Macy’s (M) – Recommended at $30.55; now trading at $30.79. Macy’s CEO Terry Lundgren was actually named the second best CEO of 2011 by CNBC, only losing out to Patrick Doyle of Domino’s Pizza (DPZ). Lundgren’s achievements are particularly impressive considering many analysts predicted that the department store would have trouble this year. Instead, Macy’s was able to take advantage of others in the industry that were performing poorly. This has translated into greater market share, although CNBC does point out that the company’s inventory level could be getting a bit high.

Other concerns can be found here. Specifically, October sales were a bit weak for Macy’s, although the items that suffered will probably do better as the weather gets colder. Important competitors for Macy’s includes Dillard’s (DDS) and Saks (SKS). Those stocks have higher price/earnings to growth ratios, although Macy’s has the highest price to sales ratio. Meanwhile, margins for Macy’s are quite strong – those numbers are 40.49% gross and 8.85% operating. As for cash flows, $222 million flowed out during fiscal year 2011 and $367 flowed out in the 9 months after that. Capital expenditures as well as retirement of debt have been the biggest contributors to these outflows.

Union Pacific (UNP) – Recommended at $102.97; now trading at $98.62. As suggested by the CEO comments found in this article, Union Pacific could be a steady gainer in the coming months. Most significantly, the railroad’s business is improving despite a mediocre economy. Additionally, rail traffic seems to be improving. This is especially true when traffic for certain goods is excluded, which is important for predicting future trends. Union Pacific has also been benefiting from a strong holiday season. Specifically, UPS and FedEx are using the railroad company quite a bit to move packages across the country. Other big players in the railroad industry include Canadian National Railway (CNI), CSX (CSX), and Burlington Northern Santa Fe, which is owned by Berkshire Hathaway (BRK.B).

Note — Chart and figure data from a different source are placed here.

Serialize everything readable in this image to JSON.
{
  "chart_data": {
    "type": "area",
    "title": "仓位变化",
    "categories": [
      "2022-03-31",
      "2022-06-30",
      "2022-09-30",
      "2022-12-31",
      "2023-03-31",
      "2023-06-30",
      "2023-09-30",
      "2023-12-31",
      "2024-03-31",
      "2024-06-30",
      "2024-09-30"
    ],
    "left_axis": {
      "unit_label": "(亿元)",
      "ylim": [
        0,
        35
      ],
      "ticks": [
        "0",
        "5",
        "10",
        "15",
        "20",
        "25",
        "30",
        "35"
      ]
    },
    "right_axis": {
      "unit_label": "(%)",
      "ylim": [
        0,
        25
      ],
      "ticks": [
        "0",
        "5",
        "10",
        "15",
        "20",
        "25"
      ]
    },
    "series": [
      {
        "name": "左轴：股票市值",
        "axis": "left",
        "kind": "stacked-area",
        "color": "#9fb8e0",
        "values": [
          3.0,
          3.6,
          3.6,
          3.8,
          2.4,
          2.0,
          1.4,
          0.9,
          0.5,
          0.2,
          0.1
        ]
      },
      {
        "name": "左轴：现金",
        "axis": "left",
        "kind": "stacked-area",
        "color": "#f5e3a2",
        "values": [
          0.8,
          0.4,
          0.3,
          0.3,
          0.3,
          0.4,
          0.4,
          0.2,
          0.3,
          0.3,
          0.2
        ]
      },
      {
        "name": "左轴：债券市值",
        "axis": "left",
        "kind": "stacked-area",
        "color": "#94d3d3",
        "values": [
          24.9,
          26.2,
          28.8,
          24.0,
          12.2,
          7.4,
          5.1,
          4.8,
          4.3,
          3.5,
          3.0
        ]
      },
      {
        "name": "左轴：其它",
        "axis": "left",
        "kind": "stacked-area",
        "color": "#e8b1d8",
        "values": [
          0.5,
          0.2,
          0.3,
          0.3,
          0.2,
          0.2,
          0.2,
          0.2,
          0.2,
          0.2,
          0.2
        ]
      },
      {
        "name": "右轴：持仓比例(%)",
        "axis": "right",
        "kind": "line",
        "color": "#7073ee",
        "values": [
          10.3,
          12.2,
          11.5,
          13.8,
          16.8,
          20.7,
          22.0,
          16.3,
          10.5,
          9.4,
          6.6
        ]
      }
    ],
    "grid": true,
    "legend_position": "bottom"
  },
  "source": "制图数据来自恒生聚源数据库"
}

Investors should note that Union Pacific has a higher price to earnings ratio than Canadian National Railway and CSX. Meanwhile, margins for Union Pacific are about average – those numbers are 41.19% gross and 28.50% operating. As for cash flows, $764 million flowed out during 2010 and $561 million flowed in during the first 9 months of 2011. The turnaround in cash flows was partially due to new loans being taken, although cash from operating activities is also improving.

Whole Foods Markets (WFM) – Recommended at $67.61; now trading at $66.01. One interesting story for Whole Foods Market is that the company is teaming up with The Beer Wench to try to bring in some new customers. Here’s what Michael Bepko, global online community manager for the company, had to say: "Taking our experts and knowledge online with The Beer Wench to connect to some new beer connoisseurs is a natural extension of the community we work hard to create in stores.” Whole Foods is also making an appearance on Goldman Sachs’ list of Best Buys for 2012. In fact, the firm says the stock could rise over 15 percent, which would put it at $80. A new store in Phoenix should also have Whole Foods shareholders excited.

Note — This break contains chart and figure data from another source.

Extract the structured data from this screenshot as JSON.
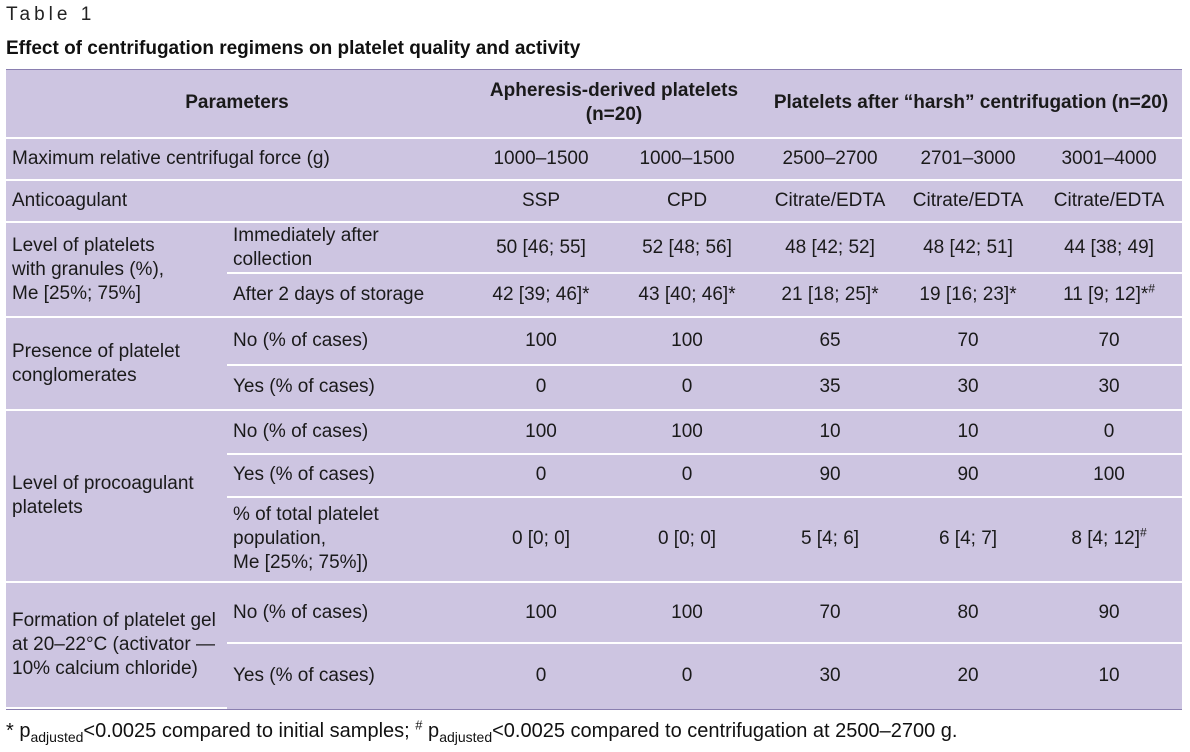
{
  "table_label": "Table 1",
  "title": "Effect of centrifugation regimens on platelet quality and activity",
  "header": {
    "parameters": "Parameters",
    "apheresis": "Apheresis-derived platelets (n=20)",
    "harsh": "Platelets after “harsh” centrifugation (n=20)"
  },
  "rcf": {
    "label": "Maximum relative centrifugal force (g)",
    "values": [
      "1000–1500",
      "1000–1500",
      "2500–2700",
      "2701–3000",
      "3001–4000"
    ]
  },
  "anticoagulant": {
    "label": "Anticoagulant",
    "values": [
      "SSP",
      "CPD",
      "Citrate/EDTA",
      "Citrate/EDTA",
      "Citrate/EDTA"
    ]
  },
  "granules": {
    "label_line1": "Level of platelets",
    "label_line2": "with granules (%),",
    "label_line3": "Me [25%; 75%]",
    "rows": [
      {
        "label": "Immediately after collection",
        "values": [
          "50 [46; 55]",
          "52 [48; 56]",
          "48 [42; 52]",
          "48 [42; 51]",
          "44 [38; 49]"
        ]
      },
      {
        "label": "After 2 days of storage",
        "values": [
          "42 [39; 46]*",
          "43 [40; 46]*",
          "21 [18; 25]*",
          "19 [16; 23]*",
          "11 [9; 12]*"
        ],
        "last_mark": "#"
      }
    ]
  },
  "conglomerates": {
    "label_line1": "Presence of platelet",
    "label_line2": "conglomerates",
    "rows": [
      {
        "label": "No (% of cases)",
        "values": [
          "100",
          "100",
          "65",
          "70",
          "70"
        ]
      },
      {
        "label": "Yes (% of cases)",
        "values": [
          "0",
          "0",
          "35",
          "30",
          "30"
        ]
      }
    ]
  },
  "procoagulant": {
    "label_line1": "Level of procoagulant",
    "label_line2": "platelets",
    "rows": [
      {
        "label": "No (% of cases)",
        "values": [
          "100",
          "100",
          "10",
          "10",
          "0"
        ]
      },
      {
        "label": "Yes (% of cases)",
        "values": [
          "0",
          "0",
          "90",
          "90",
          "100"
        ]
      }
    ],
    "total": {
      "label_line1": "% of total platelet",
      "label_line2": "population,",
      "label_line3": "Me [25%; 75%])",
      "values": [
        "0 [0; 0]",
        "0 [0; 0]",
        "5 [4; 6]",
        "6 [4; 7]",
        "8 [4; 12]"
      ],
      "last_mark": "#"
    }
  },
  "gel": {
    "label_line1": "Formation of platelet gel",
    "label_line2": "at 20–22°C (activator —",
    "label_line3": "10% calcium chloride)",
    "rows": [
      {
        "label": "No (% of cases)",
        "values": [
          "100",
          "100",
          "70",
          "80",
          "90"
        ]
      },
      {
        "label": "Yes (% of cases)",
        "values": [
          "0",
          "0",
          "30",
          "20",
          "10"
        ]
      }
    ]
  },
  "footnote": {
    "star": "* p",
    "adj1": "adjusted",
    "text1": "<0.0025 compared to initial samples; ",
    "hash": "#",
    "p2": " p",
    "adj2": "adjusted",
    "text2": "<0.0025 compared to centrifugation at 2500–2700 g."
  }
}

In fact, the Phoenix location figures to be quite lucrative because of the area’s interest in organic products. On the other hand, at least one writer believes that Whole Foods’ emphasis on organic foods isn’t that valuable anymore. Important competitors for Whole Foods include Kroger (KR) and Safeway (SWY). Those stocks have significantly lower price to earnings and price to sales ratios. In fact, Whole Foods higher ratios can be explained by its terrific margins – 34.99% gross and 5.51% operating.